Today was an amazing day of welding and working with kids. The projects ranged from functional to useless. From playful to on the edge of high art. The kids were focused, persistent and kind. It was the best kind of day.
We keep our intro short. Kids aren't hear to listen to adults talk. They are here to make stuff. A little speech on how cool welding is (seriously, 4,800 degrees is a neat amount of degrees), a reasonable amount of time describing all the ways you can get injured (sun burn on the skin or cornea of the eye, electrocution, burning skin by touching hot material, burning cloths from flying embers, ect), and some time on mitigating these dangers (face masks, long sleeve shirts, fire resistant aprons, procedural calls, ect) and we were off.

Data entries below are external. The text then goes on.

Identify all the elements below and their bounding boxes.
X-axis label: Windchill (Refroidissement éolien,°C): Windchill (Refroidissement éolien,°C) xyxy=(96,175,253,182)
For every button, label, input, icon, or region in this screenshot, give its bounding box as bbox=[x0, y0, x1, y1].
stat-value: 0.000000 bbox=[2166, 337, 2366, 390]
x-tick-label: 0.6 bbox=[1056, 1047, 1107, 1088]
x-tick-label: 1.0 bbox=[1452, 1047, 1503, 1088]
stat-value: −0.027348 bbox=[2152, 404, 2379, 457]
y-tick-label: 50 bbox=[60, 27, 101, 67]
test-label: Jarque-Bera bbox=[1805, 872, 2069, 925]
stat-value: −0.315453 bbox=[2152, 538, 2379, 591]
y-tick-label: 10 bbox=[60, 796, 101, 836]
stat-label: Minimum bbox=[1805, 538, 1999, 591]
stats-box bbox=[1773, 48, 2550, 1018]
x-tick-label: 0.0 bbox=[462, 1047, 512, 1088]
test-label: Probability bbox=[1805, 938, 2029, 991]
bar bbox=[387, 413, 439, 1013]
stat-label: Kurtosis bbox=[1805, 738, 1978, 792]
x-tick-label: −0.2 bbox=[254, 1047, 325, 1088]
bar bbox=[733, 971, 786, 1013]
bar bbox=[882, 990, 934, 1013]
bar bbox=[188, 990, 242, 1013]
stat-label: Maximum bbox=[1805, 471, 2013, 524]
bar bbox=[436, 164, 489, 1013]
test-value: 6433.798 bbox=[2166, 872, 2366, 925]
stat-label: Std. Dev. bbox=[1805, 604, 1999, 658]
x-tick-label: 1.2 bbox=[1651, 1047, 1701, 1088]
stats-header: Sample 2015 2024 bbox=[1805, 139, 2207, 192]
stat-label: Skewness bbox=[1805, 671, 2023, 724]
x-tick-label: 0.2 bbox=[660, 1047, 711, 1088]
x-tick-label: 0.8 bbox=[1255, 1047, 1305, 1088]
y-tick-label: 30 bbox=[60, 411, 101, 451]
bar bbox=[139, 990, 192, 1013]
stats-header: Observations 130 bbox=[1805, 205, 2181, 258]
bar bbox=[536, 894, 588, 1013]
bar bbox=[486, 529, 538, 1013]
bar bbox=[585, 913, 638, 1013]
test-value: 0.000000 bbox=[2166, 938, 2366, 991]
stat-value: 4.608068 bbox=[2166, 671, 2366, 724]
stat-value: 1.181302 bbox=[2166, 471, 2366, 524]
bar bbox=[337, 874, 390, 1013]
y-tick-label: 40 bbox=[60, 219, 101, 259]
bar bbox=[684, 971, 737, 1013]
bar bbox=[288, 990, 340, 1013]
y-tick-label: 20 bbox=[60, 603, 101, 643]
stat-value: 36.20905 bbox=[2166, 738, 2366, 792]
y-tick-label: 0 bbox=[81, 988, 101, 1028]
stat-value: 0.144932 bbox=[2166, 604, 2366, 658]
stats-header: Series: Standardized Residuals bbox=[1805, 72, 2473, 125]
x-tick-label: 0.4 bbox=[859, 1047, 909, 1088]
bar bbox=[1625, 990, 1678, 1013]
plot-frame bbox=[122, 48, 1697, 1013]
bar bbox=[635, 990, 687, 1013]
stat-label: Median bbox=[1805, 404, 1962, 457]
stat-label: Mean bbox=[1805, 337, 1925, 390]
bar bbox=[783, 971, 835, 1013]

The first step is always exploring the tools.
From there we play with the materials. We like to call this sketching, but don't get the wrong impression. Sketching is not inherently a pen and paper exercise. For us is it the roughest prototype and an externalization of idea's to increase our understanding of what we are trying, and make communicating our ideas to others easier.
From there, we just make. We make and we make and we make. Cutting, welding, grinding. Designing, trying ideas and reshaping our ideas to fit what's possible. It's world that mixes new possibilities with real and sometimes frustrating constraints. This group faced each and everyone of those constraints with flexibility and enthusiasm.
One particularly excellent moment in the day was when one of the welders jammed. With incredible disappointment in their tone, one child asked "Does this mean we just go home now?". It was one of our most delightful learning moment's to be able to say "No, we don't go home, we fix the broken machine." It was a chance for one of our collaborators to model the problem solving and persistence required in real project management and execution. What ever is stopping you from solving your problem is your new problem now. So we fixed it and kept welding.